As a junior in 2019, Angeline played in twelve games, started four, and recorded 25 catches for 369 yards and five touchdowns. After leading the team in receiving touchdowns, he was awarded the Gary Rowe award, given to the best NC State receiver. He also was given all-conference honorable mention honors. As a senior during 2020, he placed fifth nationally among tight ends for receiving touchdowns with five. He also had 27 receptions, gaining 529 yards. He finished his college career with 61 receptions for 950 yards and 12 touchdowns.

==Professional career==
===Arizona Cardinals===
After going unselected in the 2021 NFL draft, Angeline was signed by the Arizona Cardinals as an undrafted free agent. He was waived on August 10.

===Philadelphia Eagles===
On August 22, 2021, Angeline was signed by the Philadelphia Eagles. He was waived again on August 29.

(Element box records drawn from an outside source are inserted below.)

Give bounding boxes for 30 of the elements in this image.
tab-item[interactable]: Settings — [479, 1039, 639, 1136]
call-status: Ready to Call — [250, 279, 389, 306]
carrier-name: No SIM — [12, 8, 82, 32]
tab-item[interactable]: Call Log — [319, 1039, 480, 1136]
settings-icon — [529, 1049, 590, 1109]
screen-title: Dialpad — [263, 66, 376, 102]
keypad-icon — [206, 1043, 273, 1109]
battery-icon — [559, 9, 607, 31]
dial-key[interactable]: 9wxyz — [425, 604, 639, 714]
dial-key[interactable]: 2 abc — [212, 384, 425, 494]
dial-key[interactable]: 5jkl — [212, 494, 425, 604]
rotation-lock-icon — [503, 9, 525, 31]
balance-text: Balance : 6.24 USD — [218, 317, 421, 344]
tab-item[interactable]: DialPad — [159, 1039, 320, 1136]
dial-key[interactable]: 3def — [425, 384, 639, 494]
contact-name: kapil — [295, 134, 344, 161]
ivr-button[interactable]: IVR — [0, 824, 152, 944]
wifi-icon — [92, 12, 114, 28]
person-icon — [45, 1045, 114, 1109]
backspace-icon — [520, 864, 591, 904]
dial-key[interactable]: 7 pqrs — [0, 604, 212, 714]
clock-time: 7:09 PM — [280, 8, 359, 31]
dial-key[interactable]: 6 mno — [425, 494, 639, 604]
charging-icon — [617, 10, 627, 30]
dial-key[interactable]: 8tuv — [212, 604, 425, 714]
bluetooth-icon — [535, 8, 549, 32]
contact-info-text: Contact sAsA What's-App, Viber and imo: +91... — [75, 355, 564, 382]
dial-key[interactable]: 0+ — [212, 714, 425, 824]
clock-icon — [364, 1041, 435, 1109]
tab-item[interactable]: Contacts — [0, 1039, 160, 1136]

===Birmingham Stallions===
Angeline was selected in the 34th round of the 2022 USFL draft by the Birmingham Stallions. He was transferred to the inactive roster on May 6 with an illness. He was moved back to the active roster on May 14. He was released on April 10, 2023.

=== San Antonio Brahmas ===
On October 23, 2023, Angeline signed with the San Antonio Brahmas of the XFL. He was not part of the roster after the 2024 UFL dispersal draft on January 15, 2024.

===Houston Roughnecks===
On August 20, 2024, Angeline signed with the Houston Roughnecks of the United Football League (UFL). He retired on December 30, 2024.

==Personal life==
Angeline has multiple family members who played football. His grandfather Fran played for Colgate, father Chris played for Columbia, uncle Larry played for Mansfield, uncle Jerry played for Hobart, and brother Ryley played for Delaware.